Cumhurbaşkanı Erdoğan, "Yol medeniyettir" ifadesini her zaman kullandığını belirterek, "Medeni olmak işte bu eserlerle olur. Şimdi biz bunu, ana muhalefetin başındaki zat diyor ki 'Peki nereden, neyi buldunuz da nasıl yaptınız'. Zaten kabiliyet burada, biz kaynak ürettik, yap-işlet-devret bir kaynaktır. Eğer siz kasanızdaki parayla bunu yapmaya kalksanız belki de yapamayacaksınız. Ama biz yap-işlet-devret usulüyle bu kaynağı ortaya koyduk ve 'Arkadaş sen yapmak mı istiyorsun, buyur yap, kaynağı da bul'. Kaynağı da buldular, geldiler ve şimdi burası yapıldı ve belki de inşallah 18 Mart'a bile kalmadan daha önce buranın açılışını yapacağız." diye konuştu.

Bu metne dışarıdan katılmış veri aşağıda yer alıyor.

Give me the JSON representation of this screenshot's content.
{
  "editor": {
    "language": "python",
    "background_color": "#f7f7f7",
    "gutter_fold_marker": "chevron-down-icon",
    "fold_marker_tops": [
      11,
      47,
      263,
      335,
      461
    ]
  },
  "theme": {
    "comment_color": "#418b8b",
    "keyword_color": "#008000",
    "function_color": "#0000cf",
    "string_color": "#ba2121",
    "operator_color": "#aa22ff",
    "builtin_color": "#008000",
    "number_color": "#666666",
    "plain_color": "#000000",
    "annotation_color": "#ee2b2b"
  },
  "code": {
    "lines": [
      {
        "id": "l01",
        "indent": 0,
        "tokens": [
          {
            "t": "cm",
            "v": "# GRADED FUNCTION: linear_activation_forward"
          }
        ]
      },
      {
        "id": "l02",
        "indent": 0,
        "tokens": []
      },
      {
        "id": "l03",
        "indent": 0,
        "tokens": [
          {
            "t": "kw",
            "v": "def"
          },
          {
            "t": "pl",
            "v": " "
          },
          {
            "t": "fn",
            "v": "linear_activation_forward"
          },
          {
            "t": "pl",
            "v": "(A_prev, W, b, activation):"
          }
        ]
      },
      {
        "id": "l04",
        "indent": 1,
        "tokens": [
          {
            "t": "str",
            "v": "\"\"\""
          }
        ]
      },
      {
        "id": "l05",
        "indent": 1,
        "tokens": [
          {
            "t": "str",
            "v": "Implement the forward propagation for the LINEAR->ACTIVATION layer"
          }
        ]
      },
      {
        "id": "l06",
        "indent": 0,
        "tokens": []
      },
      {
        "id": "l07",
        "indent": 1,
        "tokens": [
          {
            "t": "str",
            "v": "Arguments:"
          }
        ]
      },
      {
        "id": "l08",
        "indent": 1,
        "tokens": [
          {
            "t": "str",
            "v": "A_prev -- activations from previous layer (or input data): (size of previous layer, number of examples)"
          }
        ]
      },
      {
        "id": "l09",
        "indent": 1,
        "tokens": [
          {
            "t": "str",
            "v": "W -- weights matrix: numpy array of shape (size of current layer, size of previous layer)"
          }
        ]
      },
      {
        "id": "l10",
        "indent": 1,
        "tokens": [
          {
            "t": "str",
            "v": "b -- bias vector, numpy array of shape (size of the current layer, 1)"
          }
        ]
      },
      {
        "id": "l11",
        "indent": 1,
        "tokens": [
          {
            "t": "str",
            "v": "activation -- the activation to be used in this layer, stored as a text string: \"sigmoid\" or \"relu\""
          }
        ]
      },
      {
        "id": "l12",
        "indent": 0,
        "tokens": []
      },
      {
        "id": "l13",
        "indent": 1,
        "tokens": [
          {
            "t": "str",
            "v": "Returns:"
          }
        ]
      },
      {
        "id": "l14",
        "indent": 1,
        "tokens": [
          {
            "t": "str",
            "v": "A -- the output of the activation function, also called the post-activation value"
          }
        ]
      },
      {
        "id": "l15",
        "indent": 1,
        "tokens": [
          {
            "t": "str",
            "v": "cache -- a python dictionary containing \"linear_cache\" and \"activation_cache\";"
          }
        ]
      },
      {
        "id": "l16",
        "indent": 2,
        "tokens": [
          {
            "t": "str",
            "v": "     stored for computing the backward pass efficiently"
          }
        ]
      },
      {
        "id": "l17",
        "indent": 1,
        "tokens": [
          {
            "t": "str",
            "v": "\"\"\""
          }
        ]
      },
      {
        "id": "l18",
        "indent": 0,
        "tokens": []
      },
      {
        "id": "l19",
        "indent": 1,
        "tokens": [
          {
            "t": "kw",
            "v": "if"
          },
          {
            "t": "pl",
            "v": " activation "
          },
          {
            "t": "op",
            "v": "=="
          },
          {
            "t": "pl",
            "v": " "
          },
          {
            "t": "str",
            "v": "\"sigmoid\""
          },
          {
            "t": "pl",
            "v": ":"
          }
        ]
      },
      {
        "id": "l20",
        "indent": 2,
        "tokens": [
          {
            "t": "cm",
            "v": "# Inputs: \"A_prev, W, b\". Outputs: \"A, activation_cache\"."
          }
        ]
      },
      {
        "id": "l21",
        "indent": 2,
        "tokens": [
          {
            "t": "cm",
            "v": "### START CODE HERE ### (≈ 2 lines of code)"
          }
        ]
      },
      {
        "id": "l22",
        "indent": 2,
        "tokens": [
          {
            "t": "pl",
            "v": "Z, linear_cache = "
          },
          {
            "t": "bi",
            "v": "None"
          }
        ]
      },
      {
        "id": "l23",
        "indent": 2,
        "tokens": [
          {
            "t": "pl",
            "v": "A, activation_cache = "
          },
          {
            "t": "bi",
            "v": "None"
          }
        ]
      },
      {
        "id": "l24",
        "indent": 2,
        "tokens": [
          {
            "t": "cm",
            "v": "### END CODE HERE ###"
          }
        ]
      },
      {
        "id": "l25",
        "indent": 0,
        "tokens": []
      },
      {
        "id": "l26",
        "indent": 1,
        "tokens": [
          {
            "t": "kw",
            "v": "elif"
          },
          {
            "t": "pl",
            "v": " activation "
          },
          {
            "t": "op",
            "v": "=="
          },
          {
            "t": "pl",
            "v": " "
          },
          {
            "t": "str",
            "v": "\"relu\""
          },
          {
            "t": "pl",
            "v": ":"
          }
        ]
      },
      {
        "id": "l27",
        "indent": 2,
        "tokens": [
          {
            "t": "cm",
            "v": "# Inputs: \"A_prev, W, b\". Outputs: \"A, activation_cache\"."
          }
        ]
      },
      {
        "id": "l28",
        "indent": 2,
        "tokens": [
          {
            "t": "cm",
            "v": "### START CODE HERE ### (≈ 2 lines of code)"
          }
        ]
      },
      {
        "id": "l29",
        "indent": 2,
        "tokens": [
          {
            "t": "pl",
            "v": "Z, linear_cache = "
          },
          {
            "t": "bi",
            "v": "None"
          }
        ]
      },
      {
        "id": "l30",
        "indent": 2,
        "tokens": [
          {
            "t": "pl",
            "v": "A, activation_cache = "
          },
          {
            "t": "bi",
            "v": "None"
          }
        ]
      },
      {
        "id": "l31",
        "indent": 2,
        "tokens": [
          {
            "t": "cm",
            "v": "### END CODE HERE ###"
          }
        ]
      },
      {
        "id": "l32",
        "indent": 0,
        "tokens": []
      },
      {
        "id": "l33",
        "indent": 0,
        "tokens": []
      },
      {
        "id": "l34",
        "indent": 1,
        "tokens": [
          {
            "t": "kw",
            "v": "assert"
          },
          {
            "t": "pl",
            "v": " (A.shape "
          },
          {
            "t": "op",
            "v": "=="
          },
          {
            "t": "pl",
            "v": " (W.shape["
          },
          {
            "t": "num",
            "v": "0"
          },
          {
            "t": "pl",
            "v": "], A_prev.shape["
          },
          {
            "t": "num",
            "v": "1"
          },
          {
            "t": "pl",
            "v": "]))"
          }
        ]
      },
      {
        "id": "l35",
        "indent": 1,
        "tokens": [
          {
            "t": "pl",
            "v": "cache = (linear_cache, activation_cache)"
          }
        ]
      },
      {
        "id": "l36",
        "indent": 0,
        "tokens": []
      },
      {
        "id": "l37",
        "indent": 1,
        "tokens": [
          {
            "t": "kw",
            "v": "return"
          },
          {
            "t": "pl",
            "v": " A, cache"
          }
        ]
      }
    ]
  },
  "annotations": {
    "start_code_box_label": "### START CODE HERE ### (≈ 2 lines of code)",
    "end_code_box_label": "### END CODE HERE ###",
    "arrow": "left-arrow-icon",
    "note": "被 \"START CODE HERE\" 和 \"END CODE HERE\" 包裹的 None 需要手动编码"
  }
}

Köprünün son tabliyesinin de yerleştirildiğini anımsatan Erdoğan, "Biz şimdi açılıştan sonra burada bir başka süreci yaşayacağız. Nedir? Kınalı-Tekirdağ, bu otobanı da inşallah bununla birlikte yapmayı planlıyoruz. Bugün bunun da görüşmelerini yaptık." dedi.
Tekirdağ'ın İzmir ile bağlantısını kuracaklarını söyleyen Erdoğan, "Gerek yolcu taşımacılığında gerek yük taşımacılığında, buralar bize büyük fırsatlar verecek. Onun için biz de diyoruz ki; bizim görevimiz bu millete efendi olmak değil, bu millete hizmetkar olmak, hizmetkar olmamızın gereğini inşallah bununla da yapmış oluyoruz." diye konuştu.
Yüklenici firmanın, "Bunu öne çekmemizde bir mani var mı?" dediğini aktaran Erdoğan, "Biz de dedik ki; gökten ne yağar ki yer kabul etmez, yeter ki öne çekin. Onlar bu işi öne çektikleri takdirde diyelim ki 2 ay daha öne çekmeleri tüm vatandaşımızın, halkımızın 2 ay önceden bu köprüden istifade etmesini sağlayacaktır. Biz de gelir o zaman toplu açılışını yaparız." şeklinde konuştu.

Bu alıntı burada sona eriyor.